De todas formas esto para mí es toda una tarea. Una lucha diaria. Porque a todos nos resulta más fácil ser queridos que querer, ser amados que amar y ser valorados más que ser válidos. Para mantener esta lucha hay que estar fuerte. Y no hay posible fortaleza, si uno no se alimenta.
Una de las fuentes de alimentación para vosotros es vuestra relación de pareja. Trabajadla a fondo. Si no lo hacéis, se os irá la fuerza. Vuestra vida será vacía y rutinaria. Decaerá vuestra ilusión y hará acto de presencia la desgana tanto en vosotros como para los demás. Leed la historia, si no: ¿qué os ha ocurrido en aquellas ocasiones en que vuestra relación ha venido a menos por desgana, por motivos de trabajo o porque os habéis peleado y no habéis querido dar vuestro brazo a torcer? Entonces nada ha ocurrido en bien de vuestra relación. Tampoco ha ocurrido nada bueno en beneficio de los demás. Porque, cuando vosotros estáis mal, lo de fuera no os satisface, ni le podéis dedicar una entrega de calidad. Sencillamente os quedáis sin fuerzas para vivir con entrega responsable. Y los parásitos de las compensaciones chupan el jugo de vuestro árbol, de suerte que se queda sin hojas y sin frutos para quienes nos acercamos a vosotros, anhelantes de encontrar alimento y resguardo.
Otra fuente de alimento es la gente misma. Me diréis que es por ella por la que estáis sufriendo. Y es verdad. Sin embargo, yo creo que con la gente ocurre lo mismo que con la relación de pareja. Muchas veces es motivo de sufrimiento. Otras muchas es motivo de gozo inmenso. No podemos abandonarla cuando nos hace sufrir, lo mismo que no podemos asumirla únicamente cuando disfrutamos con ella. Queremos la relación en las duras y en las maduras. La queremos, a pesar de tener en determinados momentos motivos para estar desilusionados. La queremos, porque no perdemos de vista toda la riqueza que nos ha aportado en otras ocasiones. La queremos, porque no pensamos que la mejor respuesta a la desilusión sea la huida. La queremos, porque estamos convencidos de que el sufrimiento, abordado con sentido, puede hacernos crecer.

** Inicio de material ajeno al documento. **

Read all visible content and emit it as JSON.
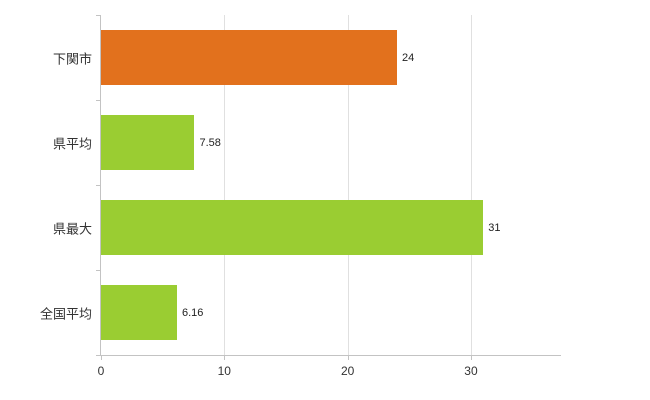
{
  "chart_data": {
    "type": "bar",
    "orientation": "horizontal",
    "title": "",
    "xlabel": "",
    "ylabel": "",
    "categories": [
      "下関市",
      "県平均",
      "県最大",
      "全国平均"
    ],
    "values": [
      24,
      7.58,
      31,
      6.16
    ],
    "value_labels": [
      "24",
      "7.58",
      "31",
      "6.16"
    ],
    "bar_colors": [
      "#e2711d",
      "#9acd32",
      "#9acd32",
      "#9acd32"
    ],
    "xlim": [
      0,
      37.3
    ],
    "xticks": [
      0,
      10,
      20,
      30
    ],
    "grid": "vertical-gridlines",
    "legend": "none"
  },
  "colors": {
    "background": "#ffffff",
    "axis": "#c3c3c3",
    "gridline": "#e0e0e0",
    "text": "#333333",
    "orange_bar": "#e2711d",
    "green_bar": "#9acd32"
  }
}
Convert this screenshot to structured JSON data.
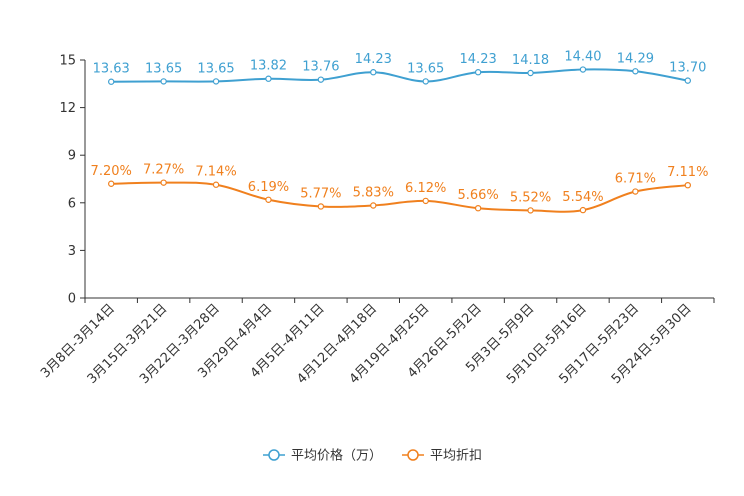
{
  "chart_data": {
    "type": "line",
    "title": "",
    "xlabel": "",
    "ylabel": "",
    "ylim": [
      0,
      15
    ],
    "yticks": [
      0,
      3,
      6,
      9,
      12,
      15
    ],
    "categories": [
      "3月8日-3月14日",
      "3月15日-3月21日",
      "3月22日-3月28日",
      "3月29日-4月4日",
      "4月5日-4月11日",
      "4月12日-4月18日",
      "4月19日-4月25日",
      "4月26日-5月2日",
      "5月3日-5月9日",
      "5月10日-5月16日",
      "5月17日-5月23日",
      "5月24日-5月30日"
    ],
    "series": [
      {
        "name": "平均价格（万）",
        "color": "#3fa0d1",
        "values": [
          13.63,
          13.65,
          13.65,
          13.82,
          13.76,
          14.23,
          13.65,
          14.23,
          14.18,
          14.4,
          14.29,
          13.7
        ],
        "labels": [
          "13.63",
          "13.65",
          "13.65",
          "13.82",
          "13.76",
          "14.23",
          "13.65",
          "14.23",
          "14.18",
          "14.40",
          "14.29",
          "13.70"
        ]
      },
      {
        "name": "平均折扣",
        "color": "#f0801e",
        "values": [
          7.2,
          7.27,
          7.14,
          6.19,
          5.77,
          5.83,
          6.12,
          5.66,
          5.52,
          5.54,
          6.71,
          7.11
        ],
        "labels": [
          "7.20%",
          "7.27%",
          "7.14%",
          "6.19%",
          "5.77%",
          "5.83%",
          "6.12%",
          "5.66%",
          "5.52%",
          "5.54%",
          "6.71%",
          "7.11%"
        ]
      }
    ],
    "legend_position": "bottom-center",
    "grid": false
  }
}
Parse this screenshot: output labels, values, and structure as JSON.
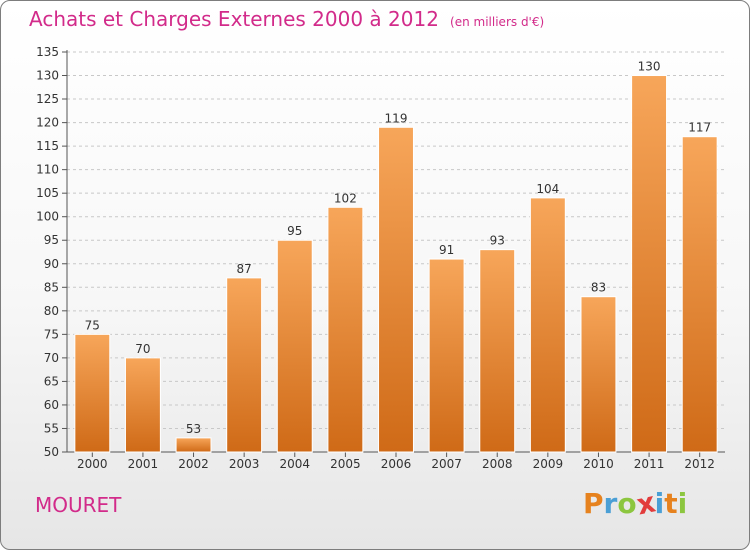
{
  "title": {
    "main": "Achats et Charges Externes 2000 à 2012",
    "unit": "(en milliers d'€)"
  },
  "commune": "MOURET",
  "logo": {
    "letters": [
      "P",
      "r",
      "o",
      "x",
      "i",
      "t",
      "i"
    ],
    "colors": [
      "#e6821e",
      "#4a9fd5",
      "#8cc63f",
      "#e23c3c",
      "#4a9fd5",
      "#e6821e",
      "#8cc63f"
    ]
  },
  "colors": {
    "bar_top": "#f7a65a",
    "bar_bottom": "#cf6a17",
    "bar_stroke": "#ffffff",
    "accent": "#d22b8a"
  },
  "chart_data": {
    "type": "bar",
    "title": "Achats et Charges Externes 2000 à 2012",
    "subtitle": "(en milliers d'€)",
    "categories": [
      "2000",
      "2001",
      "2002",
      "2003",
      "2004",
      "2005",
      "2006",
      "2007",
      "2008",
      "2009",
      "2010",
      "2011",
      "2012"
    ],
    "values": [
      75,
      70,
      53,
      87,
      95,
      102,
      119,
      91,
      93,
      104,
      83,
      130,
      117
    ],
    "ylim": [
      50,
      135
    ],
    "yticks": [
      50,
      55,
      60,
      65,
      70,
      75,
      80,
      85,
      90,
      95,
      100,
      105,
      110,
      115,
      120,
      125,
      130,
      135
    ],
    "grid": true,
    "xlabel": "",
    "ylabel": ""
  }
}
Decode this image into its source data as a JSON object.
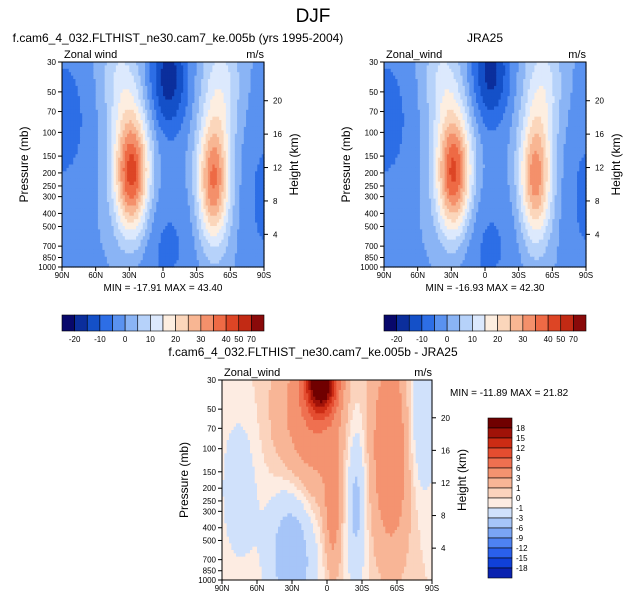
{
  "page_title": "DJF",
  "colors": {
    "main_scale": [
      "#08086b",
      "#0b2e9c",
      "#1450c8",
      "#2d6ee6",
      "#5a92f0",
      "#8ab4f5",
      "#b6d2fa",
      "#dce9fd",
      "#fdeee0",
      "#fbd6bb",
      "#f8b693",
      "#f4906b",
      "#ee6a45",
      "#dd4525",
      "#c22a14",
      "#8a0a0a"
    ],
    "diff_scale": [
      "#000080",
      "#0a22b0",
      "#1040d8",
      "#2a60ec",
      "#4e82f2",
      "#7aa5f5",
      "#a6c5f8",
      "#d0e1fb",
      "#fdece2",
      "#fbd3bd",
      "#f8b596",
      "#f49370",
      "#ef7050",
      "#e44d30",
      "#cc2c14",
      "#a01208",
      "#700000"
    ]
  },
  "chart_data": [
    {
      "type": "heatmap",
      "title": "f.cam6_4_032.FLTHIST_ne30.cam7_ke.005b (yrs 1995-2004)",
      "left_label": "Zonal wind",
      "units": "m/s",
      "ylabel": "Pressure (mb)",
      "ylabel_right": "Height (km)",
      "x_ticks": [
        "90N",
        "60N",
        "30N",
        "0",
        "30S",
        "60S",
        "90S"
      ],
      "y_ticks": [
        "30",
        "50",
        "70",
        "100",
        "150",
        "200",
        "250",
        "300",
        "400",
        "500",
        "700",
        "850",
        "1000"
      ],
      "y_ticks_right": [
        "20",
        "16",
        "12",
        "8",
        "4"
      ],
      "stats": "MIN = -17.91   MAX = 43.40",
      "colorbar_labels": [
        "-20",
        "-10",
        "0",
        "10",
        "20",
        "30",
        "40",
        "50",
        "70"
      ],
      "jets": [
        {
          "lat": 28,
          "pressure": 200,
          "value": 43.4
        },
        {
          "lat": -45,
          "pressure": 230,
          "value": 36
        }
      ],
      "easterly_core": {
        "lat": -5,
        "pressure": 40,
        "value": -17.91
      }
    },
    {
      "type": "heatmap",
      "title": "JRA25",
      "left_label": "Zonal_wind",
      "units": "m/s",
      "ylabel": "Pressure (mb)",
      "ylabel_right": "Height (km)",
      "x_ticks": [
        "90N",
        "60N",
        "30N",
        "0",
        "30S",
        "60S",
        "90S"
      ],
      "y_ticks": [
        "30",
        "50",
        "70",
        "100",
        "150",
        "200",
        "250",
        "300",
        "400",
        "500",
        "700",
        "850",
        "1000"
      ],
      "y_ticks_right": [
        "20",
        "16",
        "12",
        "8",
        "4"
      ],
      "stats": "MIN = -16.93   MAX = 42.30",
      "colorbar_labels": [
        "-20",
        "-10",
        "0",
        "10",
        "20",
        "30",
        "40",
        "50",
        "70"
      ],
      "jets": [
        {
          "lat": 28,
          "pressure": 200,
          "value": 42.3
        },
        {
          "lat": -45,
          "pressure": 220,
          "value": 33
        }
      ],
      "easterly_core": {
        "lat": -5,
        "pressure": 35,
        "value": -16.93
      }
    },
    {
      "type": "heatmap",
      "title": "f.cam6_4_032.FLTHIST_ne30.cam7_ke.005b - JRA25",
      "left_label": "Zonal_wind",
      "units": "m/s",
      "ylabel": "Pressure (mb)",
      "ylabel_right": "Height (km)",
      "x_ticks": [
        "90N",
        "60N",
        "30N",
        "0",
        "30S",
        "60S",
        "90S"
      ],
      "y_ticks": [
        "30",
        "50",
        "70",
        "100",
        "150",
        "200",
        "250",
        "300",
        "400",
        "500",
        "700",
        "850",
        "1000"
      ],
      "y_ticks_right": [
        "20",
        "16",
        "12",
        "8",
        "4"
      ],
      "stats": "MIN = -11.89   MAX =  21.82",
      "colorbar_labels": [
        "18",
        "15",
        "12",
        "9",
        "6",
        "3",
        "1",
        "0",
        "-1",
        "-3",
        "-6",
        "-9",
        "-12",
        "-15",
        "-18"
      ],
      "max_core": {
        "lat": 5,
        "pressure": 30,
        "value": 21.82
      },
      "min_core": {
        "lat": 30,
        "pressure": 600,
        "value": -11.89
      }
    }
  ]
}
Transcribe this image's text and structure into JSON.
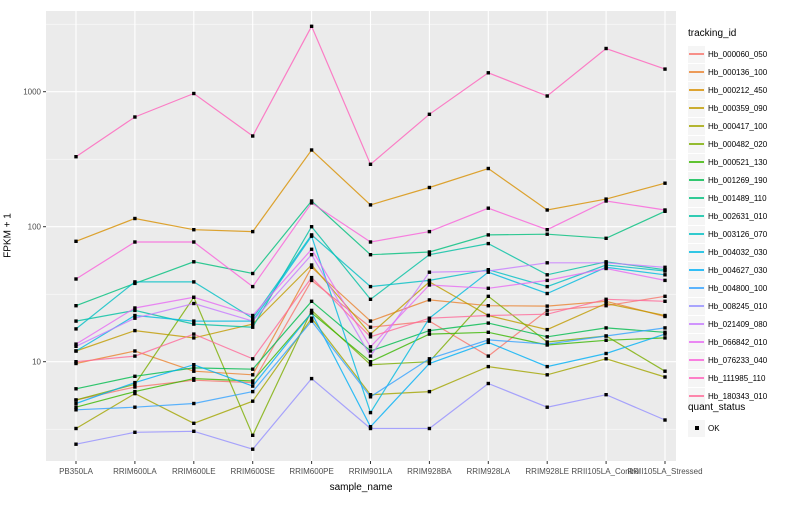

Con todo esto, os estoy invitando a dar una respuesta evangélica a vuestra irritación. Os invito a manteros firmes en vuestra decisión de amar, incluso poniendo la otra mejilla o dando la túnica a quien litiga para quitaros el manto. Os invito a que hagáis de vuestra entrega una decisión en la que triunfe la gratuidad. Al hacerlo resuenan en mi mente las palabras de Jesús: si dais a quienes os dan, ¿qué mérito tenéis?
Tenedme al corriente de cómo se van sucediendo las cosas. Os quiero mucho. Un fuerte abrazo.